I had bought this beautiful tank and stand on Craigslist and decided to try a Fishless Cycle while also using a pack of BioSpira. 

So here are four pictures of my setup. I am thinking about some schoolers (rasboras, dwarf rainbowfish and cories) and one centerpiece fish (Dwarf Honey Gourami) along with a dwarf frog or two. Anyway in addition to the pictures I have a decor question. I did not want to go with real plants yet so everything is fake. I found a really cool resin branch made by Top Fin but is really large..its 30" length is the same length of the tank.
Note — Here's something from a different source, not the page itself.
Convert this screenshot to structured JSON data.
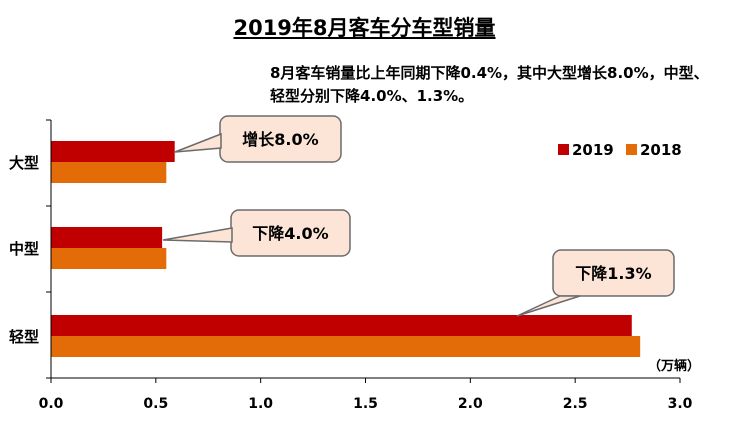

It just fits and there are lots of nooks and crannies but I am wondering if it is taking too much room both on the gravel and in the tank itself. I also put a couple of fake plants behind it. What do you guys think? It was REALLY expensive too ($63 at PetSmart)! :shock:

Thanks,

Marc


----------



## Obsidian (May 20, 2007)

no that is not taking up too much room IMO. I think it is quite AWESOME. I would love a piece that huge!


----------



## karazy (Nov 2, 2007)

i say it looks awsome. exept i would put some small short plants on eiter side of it in the front portion of the log


----------



## Ricker (Nov 23, 2007)

I think the fish would love it.


----------



## mesapod (Aug 18, 2007)

I agree with Karazy put some shorter bushy plants in the front and some taller ones to the back.


----------



## gores95 (Feb 11, 2008)

Thanks guys. Actually i have a couple of taller plants behind the drifwood on either side. I will look for two smaller plants for the front side. I just didn't want to take up any more gravel room!


----------